しかも翼の類はなく、どうやって飛んでいるかもわからなかったが、これに乗って行くと言う事だけはわかった。
『少し時間がかかりましたね、何かありましたか?』
「ごめんね待たせて。王都でちょっと買い物したり床屋に行ったりしてたの。主にそいつが。」
そう言って魔女っ子はオレを見た。
髪を切れと言ったのはお前だろ。
しかし喋る虎を前世含めて初めて見た驚きに、色々と戸惑っていると
『ご主人様もそこの青年も早く乗ってくださいませ。』
と、大きな白虎さんに言われ、乗り方のレクチャーをされた。
オレは後部に乗り、魔女っ子の腰にしっかり腕を回す。
そして風を纏い空へ駆け上がった。
例えるなら、旅客機が離陸する時のあの感じ。
「髪を切って良かったでしょう?」
「ああ、結構風が来るな。
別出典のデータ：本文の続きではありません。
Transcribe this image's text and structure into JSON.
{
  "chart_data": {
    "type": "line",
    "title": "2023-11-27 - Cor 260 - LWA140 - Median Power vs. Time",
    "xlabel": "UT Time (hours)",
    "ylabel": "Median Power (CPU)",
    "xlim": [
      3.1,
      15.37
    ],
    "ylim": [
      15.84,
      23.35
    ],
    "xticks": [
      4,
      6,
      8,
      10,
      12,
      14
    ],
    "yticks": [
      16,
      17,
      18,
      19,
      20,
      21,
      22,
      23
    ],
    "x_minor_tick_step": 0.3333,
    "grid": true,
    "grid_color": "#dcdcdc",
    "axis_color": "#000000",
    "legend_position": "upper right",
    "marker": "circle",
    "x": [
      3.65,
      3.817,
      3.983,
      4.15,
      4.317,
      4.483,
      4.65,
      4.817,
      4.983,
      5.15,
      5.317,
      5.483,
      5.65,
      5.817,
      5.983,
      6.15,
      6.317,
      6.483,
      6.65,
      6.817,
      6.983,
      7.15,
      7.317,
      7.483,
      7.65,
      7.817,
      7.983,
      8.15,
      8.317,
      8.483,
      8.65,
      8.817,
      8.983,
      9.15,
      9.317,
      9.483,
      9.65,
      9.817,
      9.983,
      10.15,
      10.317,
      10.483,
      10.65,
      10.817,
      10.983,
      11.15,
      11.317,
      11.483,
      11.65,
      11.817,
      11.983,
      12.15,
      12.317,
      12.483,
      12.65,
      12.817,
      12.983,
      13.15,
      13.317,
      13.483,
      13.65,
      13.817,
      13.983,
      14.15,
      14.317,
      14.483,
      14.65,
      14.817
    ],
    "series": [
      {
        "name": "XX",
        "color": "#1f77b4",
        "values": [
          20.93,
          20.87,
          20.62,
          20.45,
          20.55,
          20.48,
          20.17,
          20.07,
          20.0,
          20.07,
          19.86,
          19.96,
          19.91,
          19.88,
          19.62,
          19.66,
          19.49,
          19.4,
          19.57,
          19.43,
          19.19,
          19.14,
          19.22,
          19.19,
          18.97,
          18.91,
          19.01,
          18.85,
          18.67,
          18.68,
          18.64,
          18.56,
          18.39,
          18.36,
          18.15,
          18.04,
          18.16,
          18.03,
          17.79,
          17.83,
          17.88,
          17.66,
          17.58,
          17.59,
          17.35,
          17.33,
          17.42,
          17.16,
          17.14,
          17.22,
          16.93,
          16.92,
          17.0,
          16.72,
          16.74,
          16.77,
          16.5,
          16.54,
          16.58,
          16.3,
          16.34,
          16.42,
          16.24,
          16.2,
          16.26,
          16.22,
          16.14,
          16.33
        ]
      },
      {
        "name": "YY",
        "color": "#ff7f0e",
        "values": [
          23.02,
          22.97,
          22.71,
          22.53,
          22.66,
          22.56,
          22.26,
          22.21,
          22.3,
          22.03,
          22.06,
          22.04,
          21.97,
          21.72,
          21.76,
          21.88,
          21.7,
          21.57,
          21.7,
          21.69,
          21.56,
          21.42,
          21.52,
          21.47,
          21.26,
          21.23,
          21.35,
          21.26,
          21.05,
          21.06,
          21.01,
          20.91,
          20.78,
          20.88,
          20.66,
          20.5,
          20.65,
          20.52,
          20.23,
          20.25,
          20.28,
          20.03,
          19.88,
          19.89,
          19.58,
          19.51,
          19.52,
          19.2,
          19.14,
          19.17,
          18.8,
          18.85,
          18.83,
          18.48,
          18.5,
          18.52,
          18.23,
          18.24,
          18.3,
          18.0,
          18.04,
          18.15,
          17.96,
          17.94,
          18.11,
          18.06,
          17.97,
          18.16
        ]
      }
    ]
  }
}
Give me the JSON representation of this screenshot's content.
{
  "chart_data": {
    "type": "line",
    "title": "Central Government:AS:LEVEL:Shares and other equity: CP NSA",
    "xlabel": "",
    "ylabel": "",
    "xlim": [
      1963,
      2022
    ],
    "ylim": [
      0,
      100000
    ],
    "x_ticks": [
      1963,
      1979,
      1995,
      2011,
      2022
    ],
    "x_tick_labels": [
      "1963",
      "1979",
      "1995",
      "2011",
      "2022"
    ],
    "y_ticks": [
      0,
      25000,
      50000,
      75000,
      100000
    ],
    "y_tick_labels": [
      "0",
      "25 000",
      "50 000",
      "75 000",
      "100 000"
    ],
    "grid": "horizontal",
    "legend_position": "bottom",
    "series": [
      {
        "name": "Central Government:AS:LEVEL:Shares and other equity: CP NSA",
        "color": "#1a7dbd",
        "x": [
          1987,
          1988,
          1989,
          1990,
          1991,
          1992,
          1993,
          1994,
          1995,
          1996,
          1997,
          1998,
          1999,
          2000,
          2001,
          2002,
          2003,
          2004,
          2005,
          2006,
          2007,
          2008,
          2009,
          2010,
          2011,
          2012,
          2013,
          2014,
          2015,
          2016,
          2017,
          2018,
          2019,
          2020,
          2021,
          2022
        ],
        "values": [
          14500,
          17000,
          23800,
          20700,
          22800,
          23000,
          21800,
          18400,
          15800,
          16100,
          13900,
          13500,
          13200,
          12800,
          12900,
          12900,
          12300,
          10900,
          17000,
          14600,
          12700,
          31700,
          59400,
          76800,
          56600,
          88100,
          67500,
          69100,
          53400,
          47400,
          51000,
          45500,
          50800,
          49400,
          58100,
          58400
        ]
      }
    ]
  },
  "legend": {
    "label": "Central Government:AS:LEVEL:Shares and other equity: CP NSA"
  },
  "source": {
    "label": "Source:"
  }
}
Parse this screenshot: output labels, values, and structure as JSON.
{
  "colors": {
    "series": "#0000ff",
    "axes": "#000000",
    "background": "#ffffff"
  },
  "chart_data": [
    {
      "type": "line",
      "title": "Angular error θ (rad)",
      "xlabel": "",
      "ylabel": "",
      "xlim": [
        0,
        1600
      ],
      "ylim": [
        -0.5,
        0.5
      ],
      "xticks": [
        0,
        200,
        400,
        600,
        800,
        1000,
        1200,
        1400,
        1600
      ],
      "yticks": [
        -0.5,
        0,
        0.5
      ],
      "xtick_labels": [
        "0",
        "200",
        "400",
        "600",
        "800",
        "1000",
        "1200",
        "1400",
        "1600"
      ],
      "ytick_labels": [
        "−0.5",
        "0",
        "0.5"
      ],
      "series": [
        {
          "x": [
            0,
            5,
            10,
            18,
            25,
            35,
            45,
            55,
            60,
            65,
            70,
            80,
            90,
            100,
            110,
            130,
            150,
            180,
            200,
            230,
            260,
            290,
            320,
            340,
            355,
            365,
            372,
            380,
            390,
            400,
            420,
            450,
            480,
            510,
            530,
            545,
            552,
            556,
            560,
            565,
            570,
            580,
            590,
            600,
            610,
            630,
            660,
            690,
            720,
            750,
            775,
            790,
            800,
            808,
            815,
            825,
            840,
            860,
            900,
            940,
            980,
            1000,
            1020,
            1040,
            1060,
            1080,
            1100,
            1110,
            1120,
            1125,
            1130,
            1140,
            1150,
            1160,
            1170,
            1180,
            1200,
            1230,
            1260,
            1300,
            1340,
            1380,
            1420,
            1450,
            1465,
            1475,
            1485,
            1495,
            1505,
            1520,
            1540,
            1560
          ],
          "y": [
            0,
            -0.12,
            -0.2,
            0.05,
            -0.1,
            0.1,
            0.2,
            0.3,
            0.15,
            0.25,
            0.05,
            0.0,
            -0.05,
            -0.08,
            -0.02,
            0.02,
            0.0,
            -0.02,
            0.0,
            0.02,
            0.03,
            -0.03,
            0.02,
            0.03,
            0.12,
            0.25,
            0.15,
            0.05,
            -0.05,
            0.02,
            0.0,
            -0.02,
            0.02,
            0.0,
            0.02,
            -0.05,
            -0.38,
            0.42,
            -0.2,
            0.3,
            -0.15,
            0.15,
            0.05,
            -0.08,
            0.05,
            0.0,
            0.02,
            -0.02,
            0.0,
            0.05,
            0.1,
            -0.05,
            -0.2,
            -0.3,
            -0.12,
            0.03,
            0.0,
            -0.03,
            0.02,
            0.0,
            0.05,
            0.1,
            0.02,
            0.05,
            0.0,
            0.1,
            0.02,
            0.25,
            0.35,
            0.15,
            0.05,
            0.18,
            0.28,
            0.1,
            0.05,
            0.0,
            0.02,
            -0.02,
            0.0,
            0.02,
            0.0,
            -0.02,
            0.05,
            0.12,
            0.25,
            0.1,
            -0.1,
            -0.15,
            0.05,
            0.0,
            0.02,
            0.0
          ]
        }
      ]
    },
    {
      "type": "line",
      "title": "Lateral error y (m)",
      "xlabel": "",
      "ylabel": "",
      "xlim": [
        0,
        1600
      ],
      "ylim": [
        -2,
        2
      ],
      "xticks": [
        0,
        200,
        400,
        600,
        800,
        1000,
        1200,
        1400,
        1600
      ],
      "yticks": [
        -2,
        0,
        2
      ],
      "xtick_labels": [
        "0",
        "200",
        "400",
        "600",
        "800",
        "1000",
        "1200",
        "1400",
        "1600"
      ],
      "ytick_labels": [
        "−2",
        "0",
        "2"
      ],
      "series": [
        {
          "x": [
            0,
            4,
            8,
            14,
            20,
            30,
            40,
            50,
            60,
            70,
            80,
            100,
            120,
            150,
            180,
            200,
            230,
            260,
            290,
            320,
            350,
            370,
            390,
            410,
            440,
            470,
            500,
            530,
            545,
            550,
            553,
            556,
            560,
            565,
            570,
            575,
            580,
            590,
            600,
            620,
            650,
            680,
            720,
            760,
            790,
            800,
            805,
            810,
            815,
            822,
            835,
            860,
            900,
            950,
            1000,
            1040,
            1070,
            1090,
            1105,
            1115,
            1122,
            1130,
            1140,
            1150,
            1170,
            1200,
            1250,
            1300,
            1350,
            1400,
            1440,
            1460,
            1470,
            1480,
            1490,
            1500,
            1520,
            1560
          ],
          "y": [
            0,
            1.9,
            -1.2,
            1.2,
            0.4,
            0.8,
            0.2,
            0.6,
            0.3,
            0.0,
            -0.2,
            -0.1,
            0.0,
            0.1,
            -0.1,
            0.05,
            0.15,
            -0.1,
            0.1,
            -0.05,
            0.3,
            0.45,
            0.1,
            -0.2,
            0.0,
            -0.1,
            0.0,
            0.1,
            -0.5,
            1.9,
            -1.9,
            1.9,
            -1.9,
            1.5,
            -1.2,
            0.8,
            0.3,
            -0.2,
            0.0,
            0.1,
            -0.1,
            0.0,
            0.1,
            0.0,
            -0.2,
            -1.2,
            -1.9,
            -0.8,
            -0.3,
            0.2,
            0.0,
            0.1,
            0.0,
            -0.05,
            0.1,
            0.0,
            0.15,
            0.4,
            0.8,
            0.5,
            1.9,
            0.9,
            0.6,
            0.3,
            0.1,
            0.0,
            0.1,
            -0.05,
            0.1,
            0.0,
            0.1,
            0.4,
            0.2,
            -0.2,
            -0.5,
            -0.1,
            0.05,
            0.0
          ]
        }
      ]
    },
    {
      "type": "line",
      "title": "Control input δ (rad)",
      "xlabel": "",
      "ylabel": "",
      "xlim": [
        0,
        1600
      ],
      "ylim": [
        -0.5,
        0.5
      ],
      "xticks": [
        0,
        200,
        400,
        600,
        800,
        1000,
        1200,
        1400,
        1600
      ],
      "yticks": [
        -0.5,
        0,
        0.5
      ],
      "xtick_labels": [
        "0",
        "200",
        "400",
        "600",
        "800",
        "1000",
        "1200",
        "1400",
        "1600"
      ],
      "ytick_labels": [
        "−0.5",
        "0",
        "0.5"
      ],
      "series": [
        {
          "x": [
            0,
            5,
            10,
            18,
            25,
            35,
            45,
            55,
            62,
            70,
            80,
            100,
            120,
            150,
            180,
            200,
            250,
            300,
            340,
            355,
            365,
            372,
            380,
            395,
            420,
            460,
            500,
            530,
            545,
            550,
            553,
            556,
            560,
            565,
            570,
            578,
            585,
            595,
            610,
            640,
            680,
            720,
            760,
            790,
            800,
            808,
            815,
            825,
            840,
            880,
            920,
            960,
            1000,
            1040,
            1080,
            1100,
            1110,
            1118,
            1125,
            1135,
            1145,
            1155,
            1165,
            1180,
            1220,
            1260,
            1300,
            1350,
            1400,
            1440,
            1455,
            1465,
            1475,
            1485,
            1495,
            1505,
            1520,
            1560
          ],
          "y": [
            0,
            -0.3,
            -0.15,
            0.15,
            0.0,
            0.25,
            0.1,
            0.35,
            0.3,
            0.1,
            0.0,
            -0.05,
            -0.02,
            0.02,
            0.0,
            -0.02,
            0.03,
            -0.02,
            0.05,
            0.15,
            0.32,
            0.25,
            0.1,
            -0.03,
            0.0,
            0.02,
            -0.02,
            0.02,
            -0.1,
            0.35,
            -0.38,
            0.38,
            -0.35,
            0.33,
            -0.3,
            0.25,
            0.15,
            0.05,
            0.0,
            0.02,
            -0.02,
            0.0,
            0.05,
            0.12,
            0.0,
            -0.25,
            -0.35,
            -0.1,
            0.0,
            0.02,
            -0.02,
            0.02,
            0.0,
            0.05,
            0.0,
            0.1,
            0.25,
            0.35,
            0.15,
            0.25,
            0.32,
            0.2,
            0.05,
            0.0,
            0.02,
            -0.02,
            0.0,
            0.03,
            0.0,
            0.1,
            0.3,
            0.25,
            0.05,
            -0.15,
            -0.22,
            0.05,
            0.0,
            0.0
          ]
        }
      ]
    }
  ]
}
助かったよ。」
空から見る王国は、とても美しかった。
「故郷を離れるのは寂しい?」
「少しだけ、寂しいかな。」
留学中ですら寂しさを感じることは無かったが、ここへ来て物寂しさを感じた。
きっとこれが見納めになる。
なるべく目に焼き付けておこう。
***
本来なら何日も掛かる筈の国境に、その日のうちについてしまった。
しかも国境を飛び越えて隣国のクレモナ共和国へと入り、地上に降りる。
「結界とは何だったのか・・・」
しみじみ呟くと、答えたのは白虎さんだった。
『結界あるなら中和して通ればいいじゃない』
と。
軽く言ってくれるが、砦壁群と魔術結界が国防の要なんだが・・・
「この辺りは魔素が少ないんだし、それを考えたら立派な物だと思うよ。」
魔女っ子、フォローありがとな。
ありがたいから広場で買った串焼きを分けてやろう。
アイテムバックからまだ熱々の鶏串焼きを出すと彼女に手渡す。
「ありがとう!串焼き大好き!」
嬉しそうに受け取ると、斜め掛けの小さ目のがま口バックにズボッと串焼きごと手を突っ込んだ。バックのサイズ以上に腕が入っているので恐らくあれが彼女のアイテムバックなのだろう。
コンパクトで良いなそれ。
「何をなさってるので?」
「串焼き用ソースに付けているの。」
腕を引き抜くと、照りっ照りになった串焼きが出て来た。炭火で香ばしく焼かれた串焼きに、いかにも甘辛そうなタレが絡んでいる。
オレは知っている。その香りを知っている。
まだこの世界では出会ったことのない調味料の香りを。
「それ!醤油ベースのソースか?」
そう言うと魔女は本当に驚いて、一瞬フリーズしていた。
「なんでショーユを知ってるの!?だってこれは二番のパパが作った異界のソースなのに!」
どうやら彼女の父親はオレと同じ転生者なのかも知れない。しかも同郷の。
「魔女は一妻多夫だったか?」
「うん、うちはパパ二人とママ二人だよ。それで二番目のパパが異界からの漂流者で、ニホンっていう異界の国から来たの。」
ママ二人・・・?
まあそれは置いて、何という幸運!日本人発見!!
しかも醤油を作れる技術力!オレも事情を話して作り方教わろう。
まだ長粒米しか見つけられてないけど醤油さえ有れば色んな和食が食べれるっ!最高!
この18年間ずっと渇望してきた味が遂に・・・っ!
食べられないと思うとより一層食べたくなる現象。
給食しかり、後継者が居らず閉めざるを得なかったラーメン屋のあの味然り!
「もしかしてこの世界のどこかに二番のパパと同じ世界から流された人が居るのかな?
だからアンリくんはショーユを知ってるんだよね?
何処でショーユを知ったか教えて欲しいの!
もしかしてロムレス?それともレムリア?」
何だろうこの感じ。ここで事情を説明した方が良いんだろうか。
ただ、転移と転生じゃ大分違うが、しょうがないか。
「あの、異界から来たのはオレなんだ。多分魂だけ流されて、前世の記憶を持ったまま生まれ直したんだ。
オレは、元日本人だよ。」
そう言うと魔女っ子は再びフリーズした。